Section 22 of the same circular defines idle funds as the level of funds which an entity can freely invest in government securities and/or fixed term deposits after considering provisions for coverage of regular and recurring operating expenses like salaries and wages, repairs and maintenance, inventories and supplies, debt servicing, etc., within the context of the entity’s cash operating cycle.

The audit of the PLGU’s cash in banks as of December 31, 2024 revealed that it has eight (8) Time Deposit accounts with two local banks totaling ₱352,930,155.73.

Based on previous financial statements, the placement of these TDs has been practiced by the LGU for a long time, with the LGU earning interest income from these deposits.

The COA team, however, observed that loans were acquired by the LGU from 2021 to 2024 to finance programs and projects despite the existence of idle funds.

It said that as per consolidated financial statements, the total domestic loans payable of the LGU amounted to ₱126,226,176.95, with the placements in the TDs more than enough to cover the loans at the end of 2024.
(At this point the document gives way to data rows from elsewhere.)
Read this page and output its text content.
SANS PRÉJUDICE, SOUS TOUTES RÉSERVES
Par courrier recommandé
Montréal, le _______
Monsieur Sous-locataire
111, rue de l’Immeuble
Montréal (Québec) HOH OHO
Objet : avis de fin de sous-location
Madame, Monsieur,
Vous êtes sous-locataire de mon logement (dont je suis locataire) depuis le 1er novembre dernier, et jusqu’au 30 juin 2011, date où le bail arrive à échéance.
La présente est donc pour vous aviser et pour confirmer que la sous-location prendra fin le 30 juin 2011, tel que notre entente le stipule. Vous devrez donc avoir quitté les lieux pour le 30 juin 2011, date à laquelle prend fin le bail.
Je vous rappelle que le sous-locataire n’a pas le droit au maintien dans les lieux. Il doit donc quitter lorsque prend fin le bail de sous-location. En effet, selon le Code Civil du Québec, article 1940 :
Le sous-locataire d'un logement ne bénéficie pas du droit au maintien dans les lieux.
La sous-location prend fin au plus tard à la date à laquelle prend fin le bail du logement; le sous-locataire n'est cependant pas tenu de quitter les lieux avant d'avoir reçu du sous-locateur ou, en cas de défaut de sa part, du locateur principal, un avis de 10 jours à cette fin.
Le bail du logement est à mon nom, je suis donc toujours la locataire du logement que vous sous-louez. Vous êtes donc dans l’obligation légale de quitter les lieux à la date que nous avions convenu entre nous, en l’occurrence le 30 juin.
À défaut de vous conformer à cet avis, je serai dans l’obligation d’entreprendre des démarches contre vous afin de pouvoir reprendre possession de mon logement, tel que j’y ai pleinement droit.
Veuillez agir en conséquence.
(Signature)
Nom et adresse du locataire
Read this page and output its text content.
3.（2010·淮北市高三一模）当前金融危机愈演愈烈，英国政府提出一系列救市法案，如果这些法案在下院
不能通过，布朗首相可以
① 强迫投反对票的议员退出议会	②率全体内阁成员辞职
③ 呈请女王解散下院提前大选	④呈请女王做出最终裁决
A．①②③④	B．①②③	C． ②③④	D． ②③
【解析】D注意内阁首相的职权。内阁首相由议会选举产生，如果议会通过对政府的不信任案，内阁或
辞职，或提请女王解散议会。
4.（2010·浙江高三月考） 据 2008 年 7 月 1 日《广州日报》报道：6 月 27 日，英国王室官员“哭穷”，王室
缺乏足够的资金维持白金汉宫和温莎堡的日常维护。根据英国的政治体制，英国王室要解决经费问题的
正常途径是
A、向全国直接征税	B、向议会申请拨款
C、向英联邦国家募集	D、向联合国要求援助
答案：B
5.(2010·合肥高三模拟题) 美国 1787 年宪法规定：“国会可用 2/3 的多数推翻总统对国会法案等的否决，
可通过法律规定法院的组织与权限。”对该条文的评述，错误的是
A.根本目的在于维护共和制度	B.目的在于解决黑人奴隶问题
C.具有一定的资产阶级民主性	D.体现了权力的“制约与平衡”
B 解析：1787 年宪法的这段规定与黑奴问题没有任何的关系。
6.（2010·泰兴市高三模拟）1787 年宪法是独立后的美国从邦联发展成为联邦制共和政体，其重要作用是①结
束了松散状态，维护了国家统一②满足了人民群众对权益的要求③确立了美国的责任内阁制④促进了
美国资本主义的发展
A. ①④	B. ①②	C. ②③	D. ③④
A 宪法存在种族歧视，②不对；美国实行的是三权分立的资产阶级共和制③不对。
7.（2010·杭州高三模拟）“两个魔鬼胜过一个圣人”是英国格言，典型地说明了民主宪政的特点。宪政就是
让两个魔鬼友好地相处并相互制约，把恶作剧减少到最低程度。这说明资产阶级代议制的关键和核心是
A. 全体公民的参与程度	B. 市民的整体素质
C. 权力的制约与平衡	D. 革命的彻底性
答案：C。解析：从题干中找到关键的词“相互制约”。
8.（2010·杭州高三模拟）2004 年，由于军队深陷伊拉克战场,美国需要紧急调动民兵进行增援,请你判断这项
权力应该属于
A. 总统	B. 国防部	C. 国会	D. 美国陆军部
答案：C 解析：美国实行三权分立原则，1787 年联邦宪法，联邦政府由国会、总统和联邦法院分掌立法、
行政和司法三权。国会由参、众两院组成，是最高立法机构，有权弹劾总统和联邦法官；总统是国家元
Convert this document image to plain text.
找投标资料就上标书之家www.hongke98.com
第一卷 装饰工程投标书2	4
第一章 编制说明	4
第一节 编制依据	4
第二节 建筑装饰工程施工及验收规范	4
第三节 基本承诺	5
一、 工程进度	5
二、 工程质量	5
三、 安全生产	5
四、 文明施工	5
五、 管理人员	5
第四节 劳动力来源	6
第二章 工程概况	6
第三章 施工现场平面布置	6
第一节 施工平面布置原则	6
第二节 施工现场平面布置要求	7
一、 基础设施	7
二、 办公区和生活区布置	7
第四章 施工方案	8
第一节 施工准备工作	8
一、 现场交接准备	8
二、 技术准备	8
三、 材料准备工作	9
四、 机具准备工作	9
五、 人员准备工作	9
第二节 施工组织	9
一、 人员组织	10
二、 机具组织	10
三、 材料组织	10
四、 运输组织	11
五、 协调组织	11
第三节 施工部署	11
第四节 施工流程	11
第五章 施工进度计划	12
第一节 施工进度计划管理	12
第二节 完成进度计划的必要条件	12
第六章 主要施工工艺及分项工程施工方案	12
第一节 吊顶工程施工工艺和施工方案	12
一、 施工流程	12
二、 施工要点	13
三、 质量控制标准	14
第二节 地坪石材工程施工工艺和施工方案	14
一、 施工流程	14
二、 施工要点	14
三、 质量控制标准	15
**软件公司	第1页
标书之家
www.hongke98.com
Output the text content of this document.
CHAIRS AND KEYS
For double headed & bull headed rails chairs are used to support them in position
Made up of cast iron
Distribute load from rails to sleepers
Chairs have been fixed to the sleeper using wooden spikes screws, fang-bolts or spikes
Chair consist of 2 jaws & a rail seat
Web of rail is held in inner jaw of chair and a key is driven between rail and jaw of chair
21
Likewise, comparison of the income from TD placements and the interest expense paid disclosed that for CY 2024, the interest expense incurred exceeded the income earned by ₱5.267 million, the government watchdog stressed.

While the LGU is allowed to place its idle funds in time deposits as per Section 21 of COA Circular 92-382, sound financial management would entail a regular review of the results of past actions against the desired results, the report said.

This would require the participation of the Local Finance Committee (LFC) responsible for financial oversight of the province particularly the revenues and its applications pursuant to Section 316 of RA 7160 or the Local Government Code of 1991.

“(P)lacement of cash in time deposits caused the agency to incur higher costs by acquiring bank loans instead of using the funds for programs and projects in the annual budget or through a supplemental budget,” the audit report maintained, adding that as per bank confirmation, the time deposits were dormant as of the end of 2024.